Es ging bei unserer Arbeit auch um den Einsatzbegriff, einen Begriff, den schon das Gericht vielfältig zu definieren versucht hat. Diesen Begriff wollten wir noch einmal schärfen: Was ist ein Einsatz, und was ist kein Einsatz? Wenn wir diesen Begriff im Unklaren lassen, riskieren wir, dass die Regierung nicht handlungsfähig ist bei ihren vielfältigen Kontakten und Verhandlungen mit den Bündnispartnern. Das Bundesverfassungsgericht ist zunehmend mit der Frage befasst, was ein Einsatz ist. Wir gehen fast regelmäßig davon aus, dass die Linke wegen jedes Einsatzes vor das Bundesverfassungsgericht in Karlsruhe geht. Dann muss das Gericht entscheiden.

Hier befinden wir uns in einem Kernbereich des Politischen. Entscheidungen über Einsätze im Ausland sind zutiefst politische Entscheidungen, die das Bundesverfassungsgericht nicht zu treffen hat. Das entscheiden wir im Parlament und niemand anders. Es gilt der Grundsatz des „judicial self-restraint“. Das Gericht war bisher klug beraten, sich bei diesen Fragen, ob ein Einsatz erfolgen muss, zurückzuhalten. Ich hoffe, dass dies auch so bleibt in Karlsruhe.

Wir haben uns also intensiv mit dem Begriff beschäftigt, und wir werden uns jetzt auch weiter im Plenum und in den Ausschüssen mit dem Gesetz befassen. Das ist auch gut so.

Das, was kein Einsatz ist, haben wir auch herausgearbeitet: Logistische Unterstützungen oder medizinische Versorgung außerhalb von Konfliktgebieten sind natürlich kein Einsatz. Selbst das Gericht hat bereits gesagt, dass die bloße Möglichkeit der Einbeziehung in bewaffnete Unternehmungen kein Einsatz ist, sondern dass es eine qualifizierte Erwartung an eine solche Verstrickung in militärische Einsätze geben muss. Dann erst entsteht die Mandatierungspflicht.

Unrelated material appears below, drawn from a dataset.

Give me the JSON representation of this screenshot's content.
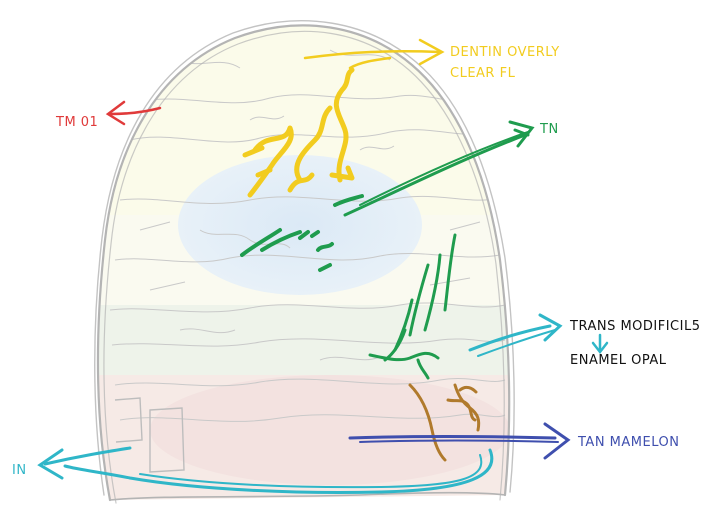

Auch reine Ausbildungsmissionen sind natürlich kein Einsatz. So können wir – hoffe ich – schnell und flexibel auf die Krisen des 21. Jahrhunderts reagieren, indem wir dort das Parlament befassen, wo es nach Gesetz und Recht erforderlich ist, während in den anderen Fällen die Exekutive handelt.

Lassen Sie mich zu einem dritten Punkt kommen: die Spezialkräfte der Bundeswehr. Jederzeit weltweit einsatzbereit

(Dr. Alexander S. Neu [DIE LINKE]: Ja, genau!)

stehen sie uns zur Verfügung zur Rettung und Befreiung deutscher Geiseln im Ausland, um verdeckte Operationen im Ausland durchzuführen – Spezialaufklärung – oder zur Terrorismusabwehr. Ungeheuer wichtig in unserer Zeit ist dieses Kommando Spezialkräfte.

Wie steht es nun mit der Frage: Was macht das Parlament in diesen Fällen? Auch hier hat das Gericht zu Recht entschieden, dass natürlich keine vorherige Information über einen solch hochgefährlichen Spezialeinsatz erfolgt, dass aber, nachdem der Einsatz hoffentlich erfolgreich zum Wohle der betroffenen Menschen oder Geiseln abgeschlossen ist, selbstverständlich das Parlament, und zwar jeder Einzelne von uns, unterrichtet werden muss. Und das ist eine kluge, weise Entscheidung, der wir gern folgen.

Ich halte es auch für wichtig, dass wir darüber öffentlich sprechen, welche Männer und Frauen wir in der Truppe haben, die ihr Leben riskieren, um andere Menschenleben zu retten. Das sollte ruhig öffentlich diskutiert werden. Das steht ihnen zu.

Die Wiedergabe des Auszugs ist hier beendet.